# Fetching



## Wingmaster55 (Feb 25, 2006)

When me and my black lab are playing fetch with the dummy he always wants to make a really big circle or go around the house before bring it back. Is it because he wants to carry it longer or what out in the feild when were hunting he will bring it straight back. What should I do?


----------



## 4CurlRedleg (Aug 31, 2003)

Which training system are you following?


----------



## honkbuster3 (Jan 11, 2006)

If I understand this correctly then he is bringing it back properly in the field, Is that correct?? I would not worry about it if he is bringing it back normally in the field. If he is not then I would get an E- collar and give him a little jolt if he goes the wrong way. That should work. Give him a command and if he does not follow your commands then jolt him GOOD LUCK!! :beer:


----------



## Springer (Dec 21, 2004)

I would say you have two choices:

1. If you are just playing then just let him run around.

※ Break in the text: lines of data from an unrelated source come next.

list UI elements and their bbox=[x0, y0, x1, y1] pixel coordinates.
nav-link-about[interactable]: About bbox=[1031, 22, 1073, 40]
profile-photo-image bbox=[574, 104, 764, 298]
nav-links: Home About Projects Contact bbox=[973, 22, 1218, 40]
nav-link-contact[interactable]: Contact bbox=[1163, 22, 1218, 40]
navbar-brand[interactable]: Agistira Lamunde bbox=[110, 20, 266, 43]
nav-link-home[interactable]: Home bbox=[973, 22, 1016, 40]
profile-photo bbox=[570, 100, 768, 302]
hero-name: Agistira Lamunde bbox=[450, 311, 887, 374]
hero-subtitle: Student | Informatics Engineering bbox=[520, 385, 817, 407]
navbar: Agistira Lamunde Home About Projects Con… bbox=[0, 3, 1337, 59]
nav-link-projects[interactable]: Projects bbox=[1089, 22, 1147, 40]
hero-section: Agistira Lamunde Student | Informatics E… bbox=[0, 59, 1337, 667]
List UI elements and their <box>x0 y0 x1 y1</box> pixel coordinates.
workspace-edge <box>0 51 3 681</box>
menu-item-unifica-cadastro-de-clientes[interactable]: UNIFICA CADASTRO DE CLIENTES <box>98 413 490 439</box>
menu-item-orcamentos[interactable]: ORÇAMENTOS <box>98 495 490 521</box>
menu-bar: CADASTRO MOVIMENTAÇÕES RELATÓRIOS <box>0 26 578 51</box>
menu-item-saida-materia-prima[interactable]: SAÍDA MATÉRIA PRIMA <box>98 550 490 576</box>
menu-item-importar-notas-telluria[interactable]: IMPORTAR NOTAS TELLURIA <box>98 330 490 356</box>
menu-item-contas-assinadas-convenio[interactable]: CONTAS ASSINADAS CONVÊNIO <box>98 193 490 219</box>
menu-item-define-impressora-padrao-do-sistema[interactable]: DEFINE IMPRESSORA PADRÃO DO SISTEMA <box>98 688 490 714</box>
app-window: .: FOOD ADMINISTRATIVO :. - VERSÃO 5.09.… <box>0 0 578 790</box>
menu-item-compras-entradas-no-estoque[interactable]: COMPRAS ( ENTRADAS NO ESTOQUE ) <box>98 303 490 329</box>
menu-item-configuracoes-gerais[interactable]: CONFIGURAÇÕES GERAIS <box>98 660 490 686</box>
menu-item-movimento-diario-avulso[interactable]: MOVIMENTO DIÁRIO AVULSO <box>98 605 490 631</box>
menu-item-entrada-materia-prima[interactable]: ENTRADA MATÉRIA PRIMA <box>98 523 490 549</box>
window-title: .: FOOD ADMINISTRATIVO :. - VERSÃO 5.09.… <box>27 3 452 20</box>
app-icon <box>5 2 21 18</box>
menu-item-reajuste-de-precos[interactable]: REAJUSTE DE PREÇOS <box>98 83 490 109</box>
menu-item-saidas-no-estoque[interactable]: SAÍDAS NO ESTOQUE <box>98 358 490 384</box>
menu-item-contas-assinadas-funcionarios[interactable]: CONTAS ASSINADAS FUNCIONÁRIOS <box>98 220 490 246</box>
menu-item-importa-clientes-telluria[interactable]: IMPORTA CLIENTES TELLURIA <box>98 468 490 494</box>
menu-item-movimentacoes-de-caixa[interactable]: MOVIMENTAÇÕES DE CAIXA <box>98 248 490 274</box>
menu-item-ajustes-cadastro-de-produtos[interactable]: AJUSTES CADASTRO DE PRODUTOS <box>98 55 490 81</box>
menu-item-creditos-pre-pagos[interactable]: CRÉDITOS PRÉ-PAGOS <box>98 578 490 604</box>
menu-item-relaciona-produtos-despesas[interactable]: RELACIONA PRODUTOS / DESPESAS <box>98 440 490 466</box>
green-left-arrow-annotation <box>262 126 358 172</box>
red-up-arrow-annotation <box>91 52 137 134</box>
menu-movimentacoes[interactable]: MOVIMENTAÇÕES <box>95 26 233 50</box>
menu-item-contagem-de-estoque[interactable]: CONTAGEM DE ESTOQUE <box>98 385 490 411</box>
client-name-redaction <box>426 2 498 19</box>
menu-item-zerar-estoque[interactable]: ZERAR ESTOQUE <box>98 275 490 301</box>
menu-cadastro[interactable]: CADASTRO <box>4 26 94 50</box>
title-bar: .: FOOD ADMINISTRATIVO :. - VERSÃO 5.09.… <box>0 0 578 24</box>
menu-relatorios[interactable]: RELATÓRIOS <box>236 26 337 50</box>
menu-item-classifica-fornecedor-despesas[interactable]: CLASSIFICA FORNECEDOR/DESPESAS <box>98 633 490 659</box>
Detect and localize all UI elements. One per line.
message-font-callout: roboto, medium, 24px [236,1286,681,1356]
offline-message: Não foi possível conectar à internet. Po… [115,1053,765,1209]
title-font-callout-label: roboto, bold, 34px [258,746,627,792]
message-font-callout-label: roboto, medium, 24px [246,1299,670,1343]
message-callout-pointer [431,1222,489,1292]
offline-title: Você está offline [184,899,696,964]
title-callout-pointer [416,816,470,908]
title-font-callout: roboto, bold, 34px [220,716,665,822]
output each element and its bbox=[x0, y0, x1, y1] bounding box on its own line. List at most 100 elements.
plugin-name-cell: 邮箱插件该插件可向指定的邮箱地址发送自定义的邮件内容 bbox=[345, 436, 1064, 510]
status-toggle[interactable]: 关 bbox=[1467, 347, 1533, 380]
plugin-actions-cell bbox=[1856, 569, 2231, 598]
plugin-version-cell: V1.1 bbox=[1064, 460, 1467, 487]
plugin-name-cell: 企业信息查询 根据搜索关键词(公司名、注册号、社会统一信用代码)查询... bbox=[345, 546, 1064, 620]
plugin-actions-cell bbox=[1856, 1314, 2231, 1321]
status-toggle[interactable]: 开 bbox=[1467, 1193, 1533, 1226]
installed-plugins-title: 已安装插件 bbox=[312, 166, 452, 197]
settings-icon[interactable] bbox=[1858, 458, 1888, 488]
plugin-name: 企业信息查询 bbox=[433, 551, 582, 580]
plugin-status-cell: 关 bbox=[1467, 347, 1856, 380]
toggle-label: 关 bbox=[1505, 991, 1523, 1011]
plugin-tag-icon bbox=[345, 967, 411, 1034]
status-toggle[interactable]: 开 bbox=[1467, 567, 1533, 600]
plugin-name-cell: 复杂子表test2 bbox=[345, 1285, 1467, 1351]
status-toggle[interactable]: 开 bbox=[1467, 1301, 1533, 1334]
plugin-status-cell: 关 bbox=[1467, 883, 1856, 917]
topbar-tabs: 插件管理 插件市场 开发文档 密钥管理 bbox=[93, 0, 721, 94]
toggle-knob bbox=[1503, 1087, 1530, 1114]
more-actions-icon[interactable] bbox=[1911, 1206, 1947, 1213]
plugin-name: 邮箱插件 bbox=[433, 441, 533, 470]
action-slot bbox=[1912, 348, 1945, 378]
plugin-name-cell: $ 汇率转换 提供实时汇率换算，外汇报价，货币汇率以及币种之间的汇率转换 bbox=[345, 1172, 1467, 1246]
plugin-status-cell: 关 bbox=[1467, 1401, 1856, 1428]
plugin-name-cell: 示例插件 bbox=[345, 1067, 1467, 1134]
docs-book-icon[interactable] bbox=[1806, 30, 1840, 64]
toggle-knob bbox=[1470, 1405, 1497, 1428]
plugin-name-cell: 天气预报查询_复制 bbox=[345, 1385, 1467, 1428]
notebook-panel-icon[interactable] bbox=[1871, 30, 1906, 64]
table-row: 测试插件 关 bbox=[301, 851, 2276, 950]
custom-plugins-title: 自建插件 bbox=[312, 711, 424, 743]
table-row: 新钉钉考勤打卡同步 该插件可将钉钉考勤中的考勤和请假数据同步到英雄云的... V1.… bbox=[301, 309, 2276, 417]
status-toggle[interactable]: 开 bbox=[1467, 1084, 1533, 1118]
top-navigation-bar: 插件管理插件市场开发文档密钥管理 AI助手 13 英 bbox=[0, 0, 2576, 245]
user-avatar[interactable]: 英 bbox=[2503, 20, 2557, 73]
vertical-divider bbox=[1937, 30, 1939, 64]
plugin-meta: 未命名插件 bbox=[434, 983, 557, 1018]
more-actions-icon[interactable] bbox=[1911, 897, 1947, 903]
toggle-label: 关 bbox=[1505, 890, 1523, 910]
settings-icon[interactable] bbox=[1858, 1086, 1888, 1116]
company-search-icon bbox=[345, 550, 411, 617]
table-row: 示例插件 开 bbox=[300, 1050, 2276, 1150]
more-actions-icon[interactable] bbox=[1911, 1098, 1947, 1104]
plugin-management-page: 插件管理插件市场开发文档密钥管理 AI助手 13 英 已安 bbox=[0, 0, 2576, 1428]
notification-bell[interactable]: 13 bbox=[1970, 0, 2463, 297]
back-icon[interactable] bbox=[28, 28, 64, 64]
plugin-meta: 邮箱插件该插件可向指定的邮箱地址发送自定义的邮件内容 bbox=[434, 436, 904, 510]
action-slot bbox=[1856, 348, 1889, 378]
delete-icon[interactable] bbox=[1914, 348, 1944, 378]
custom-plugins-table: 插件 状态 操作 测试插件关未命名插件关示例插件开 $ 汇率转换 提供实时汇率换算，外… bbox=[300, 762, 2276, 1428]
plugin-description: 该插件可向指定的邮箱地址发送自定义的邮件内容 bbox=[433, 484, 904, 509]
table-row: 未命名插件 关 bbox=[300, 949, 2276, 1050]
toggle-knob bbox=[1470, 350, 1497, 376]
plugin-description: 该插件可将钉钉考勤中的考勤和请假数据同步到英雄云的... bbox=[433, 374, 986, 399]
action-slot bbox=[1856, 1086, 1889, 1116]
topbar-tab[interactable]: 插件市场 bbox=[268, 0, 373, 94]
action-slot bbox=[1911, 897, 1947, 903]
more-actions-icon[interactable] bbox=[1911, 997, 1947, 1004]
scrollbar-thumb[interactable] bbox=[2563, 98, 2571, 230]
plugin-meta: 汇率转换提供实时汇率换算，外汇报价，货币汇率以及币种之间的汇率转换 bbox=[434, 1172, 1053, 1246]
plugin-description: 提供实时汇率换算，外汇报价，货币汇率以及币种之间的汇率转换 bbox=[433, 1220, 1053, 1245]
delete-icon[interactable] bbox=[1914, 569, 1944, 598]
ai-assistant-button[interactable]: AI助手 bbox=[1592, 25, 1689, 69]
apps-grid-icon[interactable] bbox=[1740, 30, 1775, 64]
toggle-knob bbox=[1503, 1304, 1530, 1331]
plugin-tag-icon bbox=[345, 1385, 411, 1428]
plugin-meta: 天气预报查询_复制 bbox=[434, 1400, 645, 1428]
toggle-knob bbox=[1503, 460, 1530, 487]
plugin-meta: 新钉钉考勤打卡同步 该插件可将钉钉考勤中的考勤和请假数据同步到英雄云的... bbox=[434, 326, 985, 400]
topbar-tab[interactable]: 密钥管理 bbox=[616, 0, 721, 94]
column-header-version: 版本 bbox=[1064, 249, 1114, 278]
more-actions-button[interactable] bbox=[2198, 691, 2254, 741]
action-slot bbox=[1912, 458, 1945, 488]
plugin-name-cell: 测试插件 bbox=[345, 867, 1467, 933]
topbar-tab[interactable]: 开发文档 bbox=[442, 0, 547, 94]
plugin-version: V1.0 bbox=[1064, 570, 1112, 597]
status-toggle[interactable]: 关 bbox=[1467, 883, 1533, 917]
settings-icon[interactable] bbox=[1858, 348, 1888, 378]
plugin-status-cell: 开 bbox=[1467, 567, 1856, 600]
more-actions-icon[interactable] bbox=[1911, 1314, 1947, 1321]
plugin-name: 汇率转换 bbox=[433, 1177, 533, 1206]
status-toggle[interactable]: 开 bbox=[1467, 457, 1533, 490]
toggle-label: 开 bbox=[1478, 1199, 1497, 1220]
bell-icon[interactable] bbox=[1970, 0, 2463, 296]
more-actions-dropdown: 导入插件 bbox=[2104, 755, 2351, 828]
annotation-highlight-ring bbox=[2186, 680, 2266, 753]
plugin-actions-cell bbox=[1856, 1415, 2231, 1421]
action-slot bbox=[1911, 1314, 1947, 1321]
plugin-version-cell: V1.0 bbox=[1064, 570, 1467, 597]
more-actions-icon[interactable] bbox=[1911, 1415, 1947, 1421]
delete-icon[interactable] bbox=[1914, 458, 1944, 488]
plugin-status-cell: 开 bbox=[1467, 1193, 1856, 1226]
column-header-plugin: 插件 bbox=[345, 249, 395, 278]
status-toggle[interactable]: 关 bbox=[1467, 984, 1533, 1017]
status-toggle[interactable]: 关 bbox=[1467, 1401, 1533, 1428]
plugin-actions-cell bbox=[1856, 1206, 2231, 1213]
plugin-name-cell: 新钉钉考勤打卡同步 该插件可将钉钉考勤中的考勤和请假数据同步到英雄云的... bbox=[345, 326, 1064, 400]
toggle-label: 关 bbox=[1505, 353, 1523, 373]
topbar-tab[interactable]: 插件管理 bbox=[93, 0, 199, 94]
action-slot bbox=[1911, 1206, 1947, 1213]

2. If you are doing this as training I wouldn't let him get away with this. Put a check cord on or E-collar or do some drills where he can't get around you and must come to you. If you are training, make sure that you stop with the dog always wanting more.

A little more info and I'm sure we could help a little better. Good luck.


----------



## BigDaddy (Mar 4, 2002)

Wingmaster:

It has either become a game to your dog, he has become bored, or your dog has decided that he can do this on his terms. You need to figure out which it is. He is probably bored.

Try this: First, put the dummy away for awhile. Let him look at, think about it for awhile. After he has been away from the dummy for awhile, get it out, bounce it in front of his nose for awhile, talk excitedly, and get him really excited.

After your dog is excited, send your dog out for some short retrieves. Don't make him stay or anything, just let him burst out after it. Just BEFORE he reaches the dummy, start calling him back to you or by whistle. He will quickly pick up the dummy and look back at you. Now start running away from him, clapping your hands, calling him, and getting him excited. He will almost certainly take off after you in a sprint.

You want to do this only for a few times so that he doesn't find it routine. After a couple of retrieves, put the dummy away again for awhile. A few days later (or however long it takes to get him missing the dummy again), repeat the exercise with longer retrieves.

Now, if the root of the problem is not boredom, but stubborness, you will need to explore different methods. We can discuss those if the method above doesn't work.


----------



## Wingmaster55 (Feb 25, 2006)

Well he makes a straight line back to my side when we are pheasant hunting. I gave him a jolt with the e collar a week ago and he dropped the dummy and ran straight back to me so I scratched that idea out. It seems to me like he just wants to hang on to the bird for along time. Probally because he knows I will just throw it again but when were hunting he wants to continue hunting for birds. So he brings it right back. Its not a real big deal but it looks kinda unorganized when he makes a big curve to one side!

Thanks for all the info


----------



## pointert3 (Nov 16, 2005)

The e-collar is used to correct your dog. If the dog does not know why he is being shocked then there is no point in shocking the dog. If you shock him when he has the bird in his mouth and is running in the field. Either the bird or the field is a bad place.


----------